Each player in turn either plays or passes (drawing cards). Then the cards are revealed and matched up. Each suit is resolved in turn. Each player's highest card in a given suit is matched up against every other player's highest card in that suit. Whichever card is the highest (or any card that is unopposed) wins and is captured by the player who played it. The other cards are losers and are discarded. If any player had played a second card in that suit then the process is now repeated, so it's possible that a player may win with a very low card simply because she was the only player to play two cards in that suit (or the only player to play in that suit at all).

The goal is to win as many of these battles as possible with the lowest ranked cards. Each card has a number of gems (or none at all). The highest ranked cards have no gems and the number of gems increases as the cards' ranks approach one. The zero-ranked cards are the most valuable of all because, while they have no gems, they have the "Gargon Amulet of Power" which doubles the value of all gems taken in that suit.

At the end of the game, players score one point for each gem taken. Players are also awarded ten bonus points (or five in the case of a tie) for having the most cards in a given suit. And of course the amulets (zero cards) score double points for each gem taken in that suit.


The components in Gargon are quite nice. The cards are the standard sturdy coated cardstock that we've come to expect from a game by AMIGO Spiel. The artwork is very attractive, albeit a bit repetitive within each suit. Colors are vivid and suits are easily distinguishable. This is an attractive game.

My Impression

Gargon has some interesting concepts that seem really good on the surface but just don't quite work as well as I had hoped.

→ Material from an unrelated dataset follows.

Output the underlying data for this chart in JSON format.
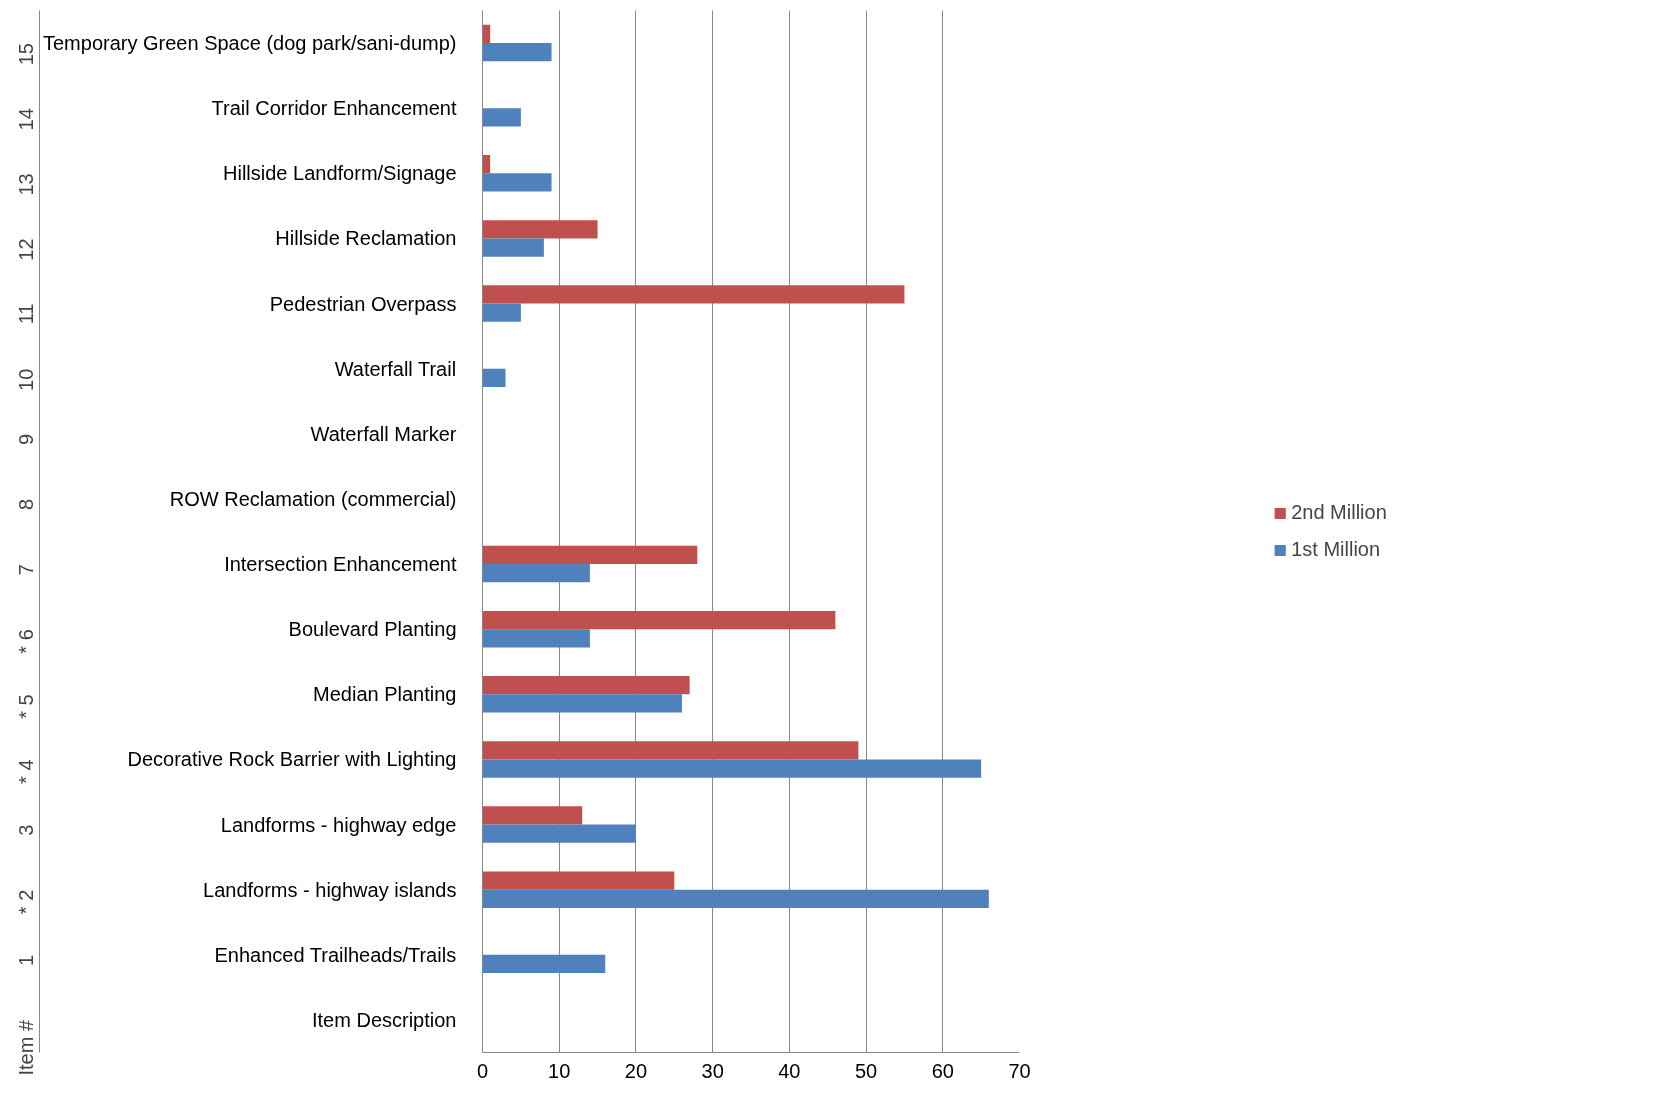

The blind play aspect would be extremely luck heavy if you couldn't tell what suits your opponents have in their hands. The fact that you CAN tell what suits they are holding is a great idea which dictates the major strategy of the game: try and be the only player to play in a given suit. But here again, it largely falls back to luck. It's almost always in the other players' interest to choose to play different colors from you and if they do then everyone just keeps all the cards they've played. This, of course, means that everyone will tend to score based on what cards they were lucky enough to draw. There is a rule that says that if the last player in a round plays cards, he must choose among suits already played in that round. This is intended to ensure that there will be at least some card match-ups in each round, and it generally does, but of course all the other players know this rule and so they'll try and play suits that the final player doesn't have in hand, forcing him to draw that round instead of play.

Any card game, by its very nature, is going to involve some luck, but Gargon seems to suffer from it a bit more than most. And for this reason, I don't know that I will be wanting to play it all that often. I prefer my card games to be a bit more strategy intensive. Still, there is definitely some strategy here and I'm sure that there will be some who will enjoy this game immensely. This game works quite nicely as a light filler game. Younger kids may enjoy the bright colors and the fantasy artwork and the game is certainly simple enough for it's ten and up age rating. It's an attractive, inventive and unique game but ultimately for me it fell just a bit short.